Case Overview, Managed Care Reform / Patients' Bill of Rights

This document provides background information and summarizes the debate over managed care reform / the patients' bill of rights. The links to the left will lead you to public documents that we have found.

           Medical costs have been rising sharply for decades and trying to restrain this trend is a constant struggle for providers, insurers, and employers who offer insurance to their workers. Pressure has grown on government to find regulatory means of reducing costs, while insuring quality care and broadening access to care. In short, government is expected to do the impossible: cut costs while giving people more care and better care.

           As pressure to hold costs down grew the health care industry responded with new or expanded efforts. Principal among these were HMO's (health maintenance organizations), managed care plans, various economies of scale (including mergers and acquisitions), tighter oversight over medical procedures, and restricted access to specialists. In theory, such cost-saving procedures would work to the advantage of consumers, too, by reducing their insurance premiums as costs dropped. In practice what savings materialized for consumers were masked by rising premiums that continued to be driven upward by escalating costs that far exceeded savings squeezed out of the system.

           What also happened to consumers, especially those enrolled in HMO's and managed care groups, is that they encounter more cumbersome procedures in dealing with their providers. For example, getting your medical plan to agree to a referral so that you can see a specialist can be quite cumbersome. Obtaining clearance for an expensive set of tests can also be difficult-and emotionally taxing to someone who is anxious about his or her medical condition. Frustration mounts easily when individuals attempt to navigate the phone maze of their insurance company, trying to find someone who can authorize a payment or an appointment with a specialist.

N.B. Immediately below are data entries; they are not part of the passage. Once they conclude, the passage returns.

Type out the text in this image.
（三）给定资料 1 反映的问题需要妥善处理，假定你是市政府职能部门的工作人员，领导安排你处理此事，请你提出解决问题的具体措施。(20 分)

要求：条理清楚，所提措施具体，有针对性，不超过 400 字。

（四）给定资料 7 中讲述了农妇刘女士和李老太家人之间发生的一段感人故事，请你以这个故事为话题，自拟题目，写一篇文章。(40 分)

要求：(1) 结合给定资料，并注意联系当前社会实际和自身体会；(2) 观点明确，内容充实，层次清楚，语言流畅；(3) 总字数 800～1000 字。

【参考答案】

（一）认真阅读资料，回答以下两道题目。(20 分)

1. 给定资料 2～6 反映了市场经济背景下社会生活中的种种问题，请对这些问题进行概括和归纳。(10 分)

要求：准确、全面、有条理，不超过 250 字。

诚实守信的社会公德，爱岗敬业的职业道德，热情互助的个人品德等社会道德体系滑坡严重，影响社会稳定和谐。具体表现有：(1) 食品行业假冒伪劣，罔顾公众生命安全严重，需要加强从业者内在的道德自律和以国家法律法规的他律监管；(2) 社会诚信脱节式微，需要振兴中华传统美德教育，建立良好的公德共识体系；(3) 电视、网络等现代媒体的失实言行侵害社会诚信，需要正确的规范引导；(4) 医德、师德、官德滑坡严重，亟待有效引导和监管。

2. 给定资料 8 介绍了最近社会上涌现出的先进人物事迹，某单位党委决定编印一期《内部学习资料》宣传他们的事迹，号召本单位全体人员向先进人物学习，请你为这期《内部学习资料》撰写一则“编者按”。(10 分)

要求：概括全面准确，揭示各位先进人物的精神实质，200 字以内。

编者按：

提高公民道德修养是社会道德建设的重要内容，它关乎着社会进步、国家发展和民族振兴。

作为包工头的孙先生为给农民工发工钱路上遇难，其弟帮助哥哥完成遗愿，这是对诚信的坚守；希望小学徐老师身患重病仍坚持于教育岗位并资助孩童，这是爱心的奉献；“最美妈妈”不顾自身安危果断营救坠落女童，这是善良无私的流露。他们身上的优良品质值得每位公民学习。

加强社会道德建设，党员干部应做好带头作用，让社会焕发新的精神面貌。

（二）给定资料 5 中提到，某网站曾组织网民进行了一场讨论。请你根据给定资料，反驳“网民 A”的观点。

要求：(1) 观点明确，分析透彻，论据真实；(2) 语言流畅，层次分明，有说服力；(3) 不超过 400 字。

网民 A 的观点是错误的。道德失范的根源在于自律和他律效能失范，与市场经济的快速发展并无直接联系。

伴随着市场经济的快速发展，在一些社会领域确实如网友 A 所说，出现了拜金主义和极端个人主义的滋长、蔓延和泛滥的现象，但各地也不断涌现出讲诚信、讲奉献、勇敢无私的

           Consumer anger at the health care system led to repeated calls for a Patients' Bill of Rights. The Clinton administration, rebuffed in its proposed extensive overhaul of the American health care system during his first term, was attracted to a patient bill of rights as a way of addressing at least some of the same issues it had hoped to fix earlier. By 1999 the patient bill of rights had gained a certain amount of traction and was being treated seriously in the Congress. Among the major provisions supported by Clinton and many other advocates was easier access to specialists and strong and timely resolution to grievances brought by those with a medical problem. If, for example, one needed an answer as to whether a procedure would be covered by his or her insurance policy, that person would get an answer quickly.

           One of the leading proponents of patient bill of rights was Charlie Norwood (R-GA), who was a dentist before he entered the House of Representatives. His bill gained considerable support and a compromise with the Democrats seemed likely to pave the way for successful legislation. As his bill gathered strength, however, Norwood was pressured by Republican congressional leaders, under pressure themselves from large insurers and corporations who were worried that their costs would go up. One lobbyist representing a coalition of business interests said their position was an unabashed "commitment to the marketplace and less government regulation, allowing health care plans and the health care industry to compete to increase the quality of health care whether through new drugs, research, or competition between plans and hospitals."

           Norwood scaled back his plan and Clinton, weakened by a sex scandal and the ensuring impeachment proceedings, was unable to resuscitate a robust patient bill of rights. It died an unceremonious death as the Clinton presidency approached the end. No second opinion was necessary.